From what I see, mining law passed by Congress in 1872 is being ignored by the powers-that-be, because it doesn't fit their agenda. In violation of our constitutional rights, they are turning us gold dredgers into outlaws with all their fraudulent, draconian regulations. They haven't a clue what they are talking about.
Has Martin ever put on a wet suit, weight belt and hooks gear and done any dredging? The green sturgeon and coho salmon has to do with the Klamath River. So, what's that got to do with the Yuba River? Are the fish supposed to jump over the dams into the upper Yuba River tributaries?
Little do they know that during the late 1800s, millions of cubic yards of hydraulic debris, called tailings, silted up the Yuba River 40-60 feet deep. Yet, the old-timers could tell you that you could walk across the Yuba on the backs of the spawning salmon.
Today, what with all these stupid regulations, there is hardly a handful of salmon that can make it up the Yuba River anymore.
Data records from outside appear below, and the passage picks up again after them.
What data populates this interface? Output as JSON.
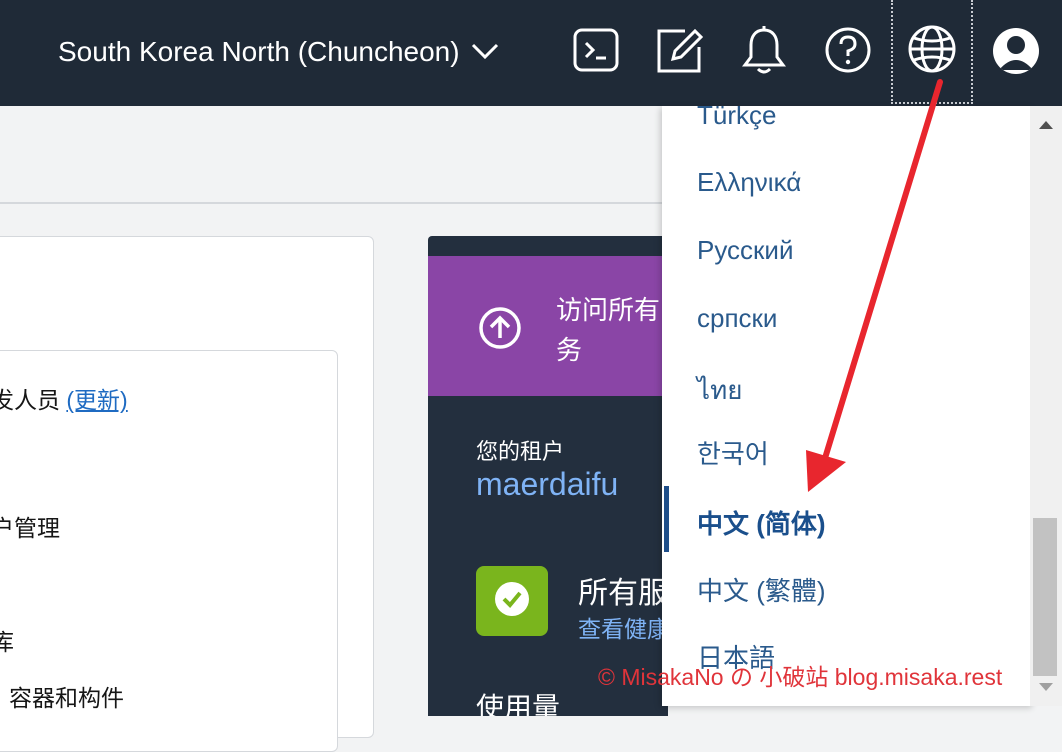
{
  "header": {
    "region_label": "South Korea North (Chuncheon)",
    "icons": [
      "chevron-down-icon",
      "terminal-icon",
      "edit-icon",
      "bell-icon",
      "help-icon",
      "globe-icon",
      "user-icon"
    ]
  },
  "left_card": {
    "line1_prefix": "发人员",
    "line1_link": "(更新)",
    "line2": "户管理",
    "line3": "库",
    "line4": "容器和构件"
  },
  "dashboard": {
    "banner_line1": "访问所有",
    "banner_line2": "务",
    "tenant_label": "您的租户",
    "tenant_name": "maerdaifu",
    "status_title": "所有服",
    "status_link": "查看健康",
    "usage_label": "使用量"
  },
  "language_menu": {
    "items": [
      "Türkçe",
      "Ελληνικά",
      "Русский",
      "српски",
      "ไทย",
      "한국어",
      "中文 (简体)",
      "中文 (繁體)",
      "日本語"
    ],
    "selected": "中文 (简体)"
  },
  "watermark": "© MisakaNo の 小破站 blog.misaka.rest",
  "colors": {
    "topbar": "#1f2a37",
    "banner": "#8a45a6",
    "dashboard": "#232f3e",
    "menu_text": "#2a5a8c",
    "status_green": "#7ab51d",
    "annotation_red": "#e8262e"
  }
}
I was told by Fish and Game back in 2005 that the Legislature closed the Yuba River to gold dredging back in 1994. Yet the salmon population dropped precipitously in 2006. So you see what a lot of good that did.
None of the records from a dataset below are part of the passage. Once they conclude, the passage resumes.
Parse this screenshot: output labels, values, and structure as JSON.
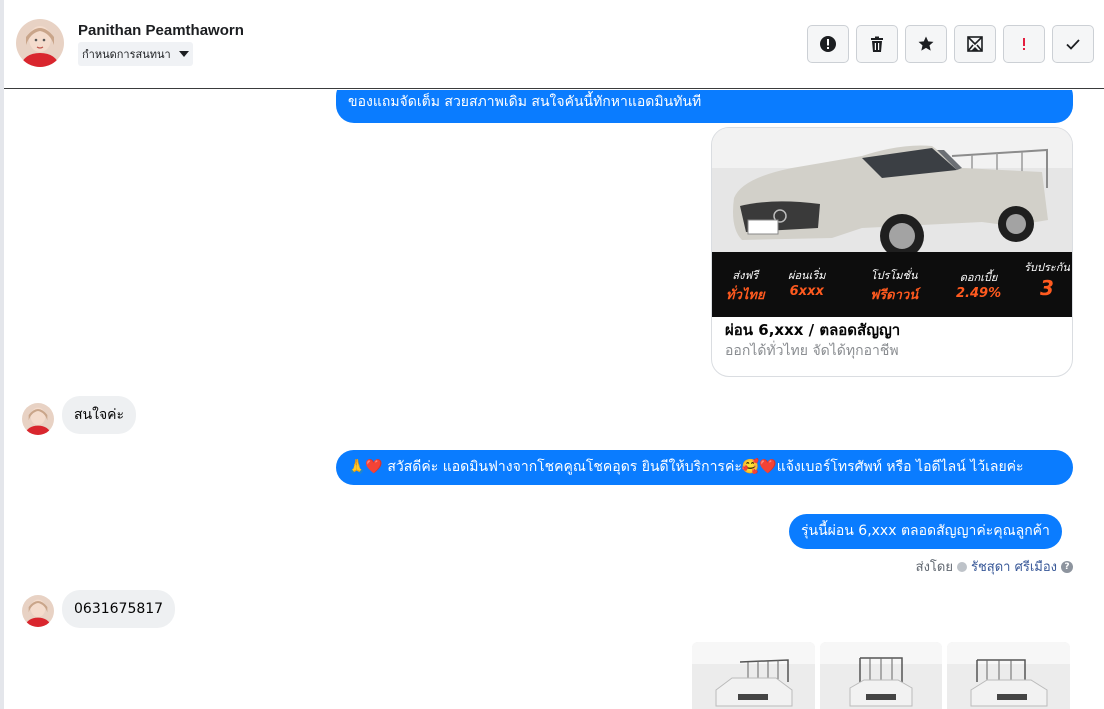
{
  "header": {
    "contact_name": "Panithan Peamthaworn",
    "label_dropdown": "กำหนดการสนทนา",
    "toolbar": [
      {
        "name": "exclamation-icon",
        "tooltip": ""
      },
      {
        "name": "trash-icon",
        "tooltip": ""
      },
      {
        "name": "star-icon",
        "tooltip": ""
      },
      {
        "name": "archive-mail-icon",
        "tooltip": ""
      },
      {
        "name": "spam-icon",
        "tooltip": ""
      },
      {
        "name": "check-icon",
        "tooltip": ""
      }
    ]
  },
  "messages": {
    "out_1_tail": "ของแถมจัดเต็ม สวยสภาพเดิม สนใจคันนี้ทักหาแอดมินทันที",
    "card": {
      "title": "ผ่อน 6,xxx / ตลอดสัญญา",
      "subtitle": "ออกได้ทั่วไทย จัดได้ทุกอาชีพ",
      "promo": [
        {
          "top": "ส่งฟรี",
          "bottom": "ทั่วไทย"
        },
        {
          "top": "ผ่อนเริ่ม",
          "bottom": "6xxx"
        },
        {
          "top": "โปรโมชั่น",
          "bottom": "ฟรีดาวน์"
        },
        {
          "top": "ดอกเบี้ย",
          "bottom": "2.49%"
        },
        {
          "top": "รับประกัน",
          "bottom": "3"
        }
      ]
    },
    "in_1": "สนใจค่ะ",
    "out_2": "🙏❤️ สวัสดีค่ะ แอดมินฟางจากโชคคูณโชคอุดร ยินดีให้บริการค่ะ🥰❤️แจ้งเบอร์โทรศัพท์ หรือ ไอดีไลน์  ไว้เลยค่ะ",
    "out_3": "รุ่นนี้ผ่อน 6,xxx ตลอดสัญญาค่ะคุณลูกค้า",
    "sent_by_label": "ส่งโดย",
    "sent_by_name": "รัชสุดา ศรีเมือง",
    "in_2": "0631675817"
  },
  "colors": {
    "outgoing_bubble": "#0a7cff",
    "incoming_bubble": "#eef0f2"
  }
}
Then, Martin gets on her soap box and spews out pre-digested dogma and false science to another group of know-nothing environmentalists. I wonder if they realize how many mining supply stores would go out of business if suction dredging is banned?
It says, “statewide 3,500 dredge permits are issued annually.” Well, if 10 percent were in Nevada County, 350 gold dredgers can make quite a groundswell at the Board of Supervisors meeting.
Think about it. Fish come and go where the food source is. What Martin says disturbs me. Nevada County is not user-friendly.
James L. Butler lives in Nevada County.